Al primo tipo di novità appartengono le richieste che l’attore può fare in funzione della domanda riconvenzionale o delle eccezioni sollevate dal convenuto; se sollecitato, il giudice concede alle parti un termine perentorio per proporre le domande e le eccezioni che sono la conseguenza delle domande ed eccezioni già proposte.

L’attore ha iniziato la causa ma l’ultimo a parlare è il convenuto. L’attore però può, altresì, replicare a condizione che le repliche si presentino come conseguenza dell’attività del convenuto, cioè siano dipendenti dalle domande e dalle eccezioni proposte da quest’ultimo. Il quadro si amplia quando l’attore di fronte alla riconvenzionale del convenuto prone una riconvenzionale della riconvenzionale, la cosiddetta reconvenzio reconvenzionis. La sede per la reconventio reconventionis è proprio la prima udienza. Un’altra possibilità per l’attore è che esso può chiamare in giudizio un terzo se la esigenza è sorta dopo le difese del convenuto

Le novità indipendenti dallo svolgimento dialettico del contraddittorio

Le parti possono, inoltre, precisare e modificare le domande, le eccezioni e le conclusioni già formulate. Le parti hanno sempre la possibilità di affinare le loro posizioni: non possono cambiare certo le carte in tavola ma possono rettificare il tiro, cioè adeguare la propria linea difensiva a quanto accaduto nel frattempo. Si possono aggiustare le conclusioni già formulate purché siano appunto già formulate.
La cosiddetta mutatio libelli è la trasformazione della domanda formulata in una diversa azione in giudizio. Essa è vietata in corso di causa. Ad esempio, nel caso di una azione per risarcimento del danno chiesto nel processo con fondamento il difetto del consenso informato, non si può trasformare in azione per risarcimento del danno fondata sulla colpa professionale.

Per modificazione si intende l’introduzione di fatti secondari cioè di fatti complementari ai fatti già indicati negli atti introduttivi. La modificazione, c.d. emendazioni belli, consiste in un aggiustamento della domanda o delle conclusioni ma in un senso più incisivo della precisazione. La precisazione, invece, consiste in una specifica di qualcosa di implicitamente contenuto in quello che si era già detto fino a quel momento. La modificazione mira, d’altro canto, ad attuare lo stesso risultato perseguito ma individuando una via diversa per raggiungerlo.

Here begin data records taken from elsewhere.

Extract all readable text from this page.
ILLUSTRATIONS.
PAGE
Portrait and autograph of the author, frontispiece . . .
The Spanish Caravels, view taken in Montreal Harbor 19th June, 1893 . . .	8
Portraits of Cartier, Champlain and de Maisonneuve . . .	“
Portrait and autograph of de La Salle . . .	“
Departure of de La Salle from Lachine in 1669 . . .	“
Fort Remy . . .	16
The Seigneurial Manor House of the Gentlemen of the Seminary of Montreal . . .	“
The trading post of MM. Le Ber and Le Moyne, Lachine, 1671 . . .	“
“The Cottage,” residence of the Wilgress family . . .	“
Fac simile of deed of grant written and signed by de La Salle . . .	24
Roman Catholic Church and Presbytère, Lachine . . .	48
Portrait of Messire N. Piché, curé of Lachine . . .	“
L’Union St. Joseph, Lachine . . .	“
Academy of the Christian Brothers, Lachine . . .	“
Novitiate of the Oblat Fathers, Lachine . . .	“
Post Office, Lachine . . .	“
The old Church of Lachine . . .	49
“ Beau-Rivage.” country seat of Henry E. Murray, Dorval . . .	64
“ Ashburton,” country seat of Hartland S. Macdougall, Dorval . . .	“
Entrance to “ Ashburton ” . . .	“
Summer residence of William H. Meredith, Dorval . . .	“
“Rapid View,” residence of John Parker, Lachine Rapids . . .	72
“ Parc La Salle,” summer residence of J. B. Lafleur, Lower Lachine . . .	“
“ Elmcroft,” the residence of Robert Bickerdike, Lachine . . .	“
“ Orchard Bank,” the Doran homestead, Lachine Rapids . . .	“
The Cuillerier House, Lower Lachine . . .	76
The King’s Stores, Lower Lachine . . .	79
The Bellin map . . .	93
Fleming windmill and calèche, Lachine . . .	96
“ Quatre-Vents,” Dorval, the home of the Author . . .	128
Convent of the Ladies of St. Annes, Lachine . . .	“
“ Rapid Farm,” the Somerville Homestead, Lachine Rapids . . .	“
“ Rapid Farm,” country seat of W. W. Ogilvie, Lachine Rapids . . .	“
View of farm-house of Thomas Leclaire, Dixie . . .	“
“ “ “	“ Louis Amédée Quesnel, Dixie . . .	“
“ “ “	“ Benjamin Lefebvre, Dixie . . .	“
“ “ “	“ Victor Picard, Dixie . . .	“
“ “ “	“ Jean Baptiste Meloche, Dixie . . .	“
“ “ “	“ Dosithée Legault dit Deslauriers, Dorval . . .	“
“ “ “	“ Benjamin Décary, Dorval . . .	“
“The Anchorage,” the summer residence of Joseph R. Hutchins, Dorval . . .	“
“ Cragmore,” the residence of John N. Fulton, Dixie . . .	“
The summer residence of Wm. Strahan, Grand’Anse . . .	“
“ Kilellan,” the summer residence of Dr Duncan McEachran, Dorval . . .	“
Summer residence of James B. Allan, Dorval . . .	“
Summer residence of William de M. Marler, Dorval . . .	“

Solo le intervenute modificazioni saranno anche notificate al contumace, non le precisazioni.

I termini per le memorie

Il comma 6 dell’articolo 183 regola la possibilità di concedere un termine (perentorio) alle parti, se chiesto da queste, per svolgere l’attività di integrazione della materia del contendere in un momento successivo.

Tali termini sono:

  • 30 giorni per depositare memorie relative alle sole precisazioni o modificazioni della domanda, eccezioni e conclusioni già proposte;
  • 30 giorni per replicare alle domande ed eccezioni nuove o modificate dall’altra parte, per proporre eccezioni che sono conseguenza della domanda ed eccezioni medesime e per indicare mezzi di prova e produzioni documentali;
  • 20 giorni per le indicazioni di prova contraria.

Gli atti come le memorie devono rispettare la trasmissione telematica. Dietro richiesta di parte il giudice è tenuto a concedere i termini per la presentazione di tali apposite memorie. In merito alla indicazione di nuovi mezzi di prova è permesso alla parte di integrare la propria produzione istruttoria attraverso il deposito di nuovi documenti e la richiesta di nuovi mezzi di prova. Si è visto che citazione e comparsa di risposta devono indicare i mezzi di prova; l’articolo 183 comma 6 conferma però che tali indicazioni non debbano essere fatte a pena di decadenza negli atti introduttivi ma possono ancora essere svolte nel termine perentorio fissato dal giudice su richiesta fatta all’udienza di trattazione.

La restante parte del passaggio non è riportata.